Seychelles' 3 presidential candidates to meet in televised debate FridayGeneral |Author: Daniel Laurence Edited by: Betymie Bonnelame | October 8, 2020, Thursday @ 18:40| 3489 views
The debate will be broadcast live on SBC television channel 1, Paradise FM and Radyo Sesel radio stations and SBC YouTube from 7 to 8:30 p.m. (Seychelles Broadcasting Corporation/Facebook)
(Seychelles News Agency) - The three presidential candidates running in the island nation's October election will participate in a first-ever televised debate on Friday on three of the Seychelles Broadcasting Corporation's platforms, said a top official.
Wavel Ramkalawan of the main opposition group Linyon Demokratik Seselwa, the incumbent President Danny Faure of United Seychelles and Alain St Ange from the newest party, One Seychelles, will take part in the debate which will be broadcast live on SBC television channel 1, Paradise FM and Radyo Sesel radio stations and SBC YouTube from 7 to 8:30 p.m.
The chief executive of SBC, Bérard Duprès, told SNA on Thursday that a Canadian format has been adopted for the debate, which will include eight themes.
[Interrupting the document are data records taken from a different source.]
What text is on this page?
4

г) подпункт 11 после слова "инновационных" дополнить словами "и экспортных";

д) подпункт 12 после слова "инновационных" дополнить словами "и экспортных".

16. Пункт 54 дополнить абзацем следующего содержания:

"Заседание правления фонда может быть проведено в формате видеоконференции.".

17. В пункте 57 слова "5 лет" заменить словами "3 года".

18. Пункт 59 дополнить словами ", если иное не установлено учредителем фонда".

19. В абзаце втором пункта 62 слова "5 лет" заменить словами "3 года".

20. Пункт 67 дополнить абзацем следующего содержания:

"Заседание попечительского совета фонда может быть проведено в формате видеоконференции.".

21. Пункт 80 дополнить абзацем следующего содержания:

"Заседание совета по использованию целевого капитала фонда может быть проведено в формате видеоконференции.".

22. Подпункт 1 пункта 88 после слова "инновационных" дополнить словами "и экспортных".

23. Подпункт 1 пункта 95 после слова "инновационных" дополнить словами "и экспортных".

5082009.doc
"Under each theme, there will be one question asked. Each candidate will have one minute to respond to the question. After each candidate has responded, the candidates will then enter into a debate with each other," said Duprès.
The debate will be for 4 minutes and will be overseen by a moderator, Bernadin Renaud and journalist Patsy Athanase. The second debate will take place the following Friday, October 16.
He said that "there will be an audience for all the debates. Attendees will be by invitation only. In view of the limitation in space at the venue and due to COVID-19 physical distancing measures, the number of attendees will be limited to 20 persons."
Each candidate will have 1 minute for their opening remarks and this will include a first general question.
"For example, why do you think you are the best candidate to be President? Order of opening remarks will be according to a draw done in advance with the candidates' representatives," added Duprès.
Questions to be put to the candidates are from the public who responded to a call for questions, underscoring the involvement of the electorate in this democratic exercise.
Helene Hoareau, a voter from the northern Mahe district of Beau Vallon, said that the presidential debate is a good initiative that will help voters make an informed decision on who to vote for.
"I hope this presidential debate does not give the candidates an easy ride. The questions should be challenging enough so we can choose the one with the right answers to solve the different issues that we are currently facing," said Hoareau.
Anthony Boniface of Les Mamelles, a central Mahe district said that he is expecting questions that will touch people from all walks of life.
"This debate must be a serious one. It will be a time where the candidates will present their ideas which will be translated to votes. The candidates should exchange views in a professional manner," said Boniface.
He added that "they should treat the different topics in an educational way and should avoid using rhetoric and insults on each other as seen in presidential debates elsewhere."
Three political parties -- Linyon Demokratik Seselwa (LDS), United Seychelles (US) and One Seychelles -- are contesting the presidential elections. For the National Assembly, LDS and US have candidates in all 26 districts while One Seychelles has 18 and Lalyans Seselwa three.
Around 70,000 people are eligible to vote in the presidential and legislative elections which will be held simultaneously in Seychelles, an archipelago in the western Indian Ocean, October 22-24.